Kulakovskii, Alekseieliseevich

Kulakovskii, Alekseieliseevich

 

Born Mar. 4 (16), 1877, in the fourth Zhekhsogonskii nasleg (settlement) of the ulus (small rural district) of Boturusskii, now in Alekseevskii Raion, Yakut ASSR; died June 6, 1926, in Moscow. Soviet Yakut poet. Scholar and enlightener. Founder of written Yakut literature.

Kulakovskii graduated from the Yakut Realschule in 1897. He traveled around Yakutia for a quarter century, studying the history and the economic and legal position of the Yakuts.
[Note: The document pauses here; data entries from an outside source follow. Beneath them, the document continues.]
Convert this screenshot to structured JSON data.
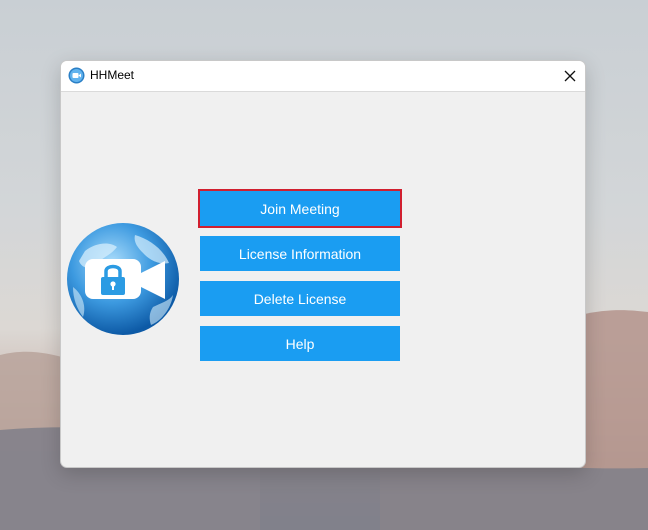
{
  "window": {
    "title": "HHMeet"
  },
  "icons": {
    "app": "hhmeet-app-icon",
    "close": "close-icon",
    "logo": "globe-video-lock-icon"
  },
  "buttons": [
    {
      "label": "Join Meeting",
      "focused": true
    },
    {
      "label": "License Information"
    },
    {
      "label": "Delete License"
    },
    {
      "label": "Help"
    }
  ],
  "colors": {
    "button": "#1a9df2",
    "focus_border": "#d11f2f",
    "window_bg": "#f0f0f0"
  }
}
In 1900, Kulakovskii wrote the song “Baianai’s Invocation,” the first piece of literature in the Yakut language. His publicistic articles championed moving closer to Russian culture. His narrative poems Portraits of Yakut Women (1904), The Song of a Hundred-year-old Woman (1906), and The Miserly Rich Man (1907) criticized the vestiges of primitive backwardness and feudal exploitation and the oppressed position of Yakut women.

He sharply condemned the tsarist yoke in the narrative poem The Shaman’s Dream (1910) and the verses “The Song of the Drunken Bourgeois” (1915), “City Girl” (1916), and “Vodka” (1916). Kulakovskii’s fiction and scholarly papers were published only under Soviet power. He welcomed Soviet power in the narrative poem Summer’s Progress (1924) and the verses “Airplane” (1924) and “Old Man’s Tale” (1924).

WORKS

Ïrïa-khohoon, parts 1–2. Yakutsk, 1924–25.
Ïrï’alar-khohoonor. Yakutsk, 1957.
In Russian translation:
Manchary. Yakutsk, 1945.

REFERENCES

Ocherk istorii iakutskoi sovetskoi titeratury. Moscow, 1970.
Sbornik dokladov k 85-letiiu so dnia rozhdeniia A. E. Kulakovskogo. Yakutsk, 1964.
Alekseev, Ye. Ye. Öksökülëëkh Öleksey. Yakutsk, 1966.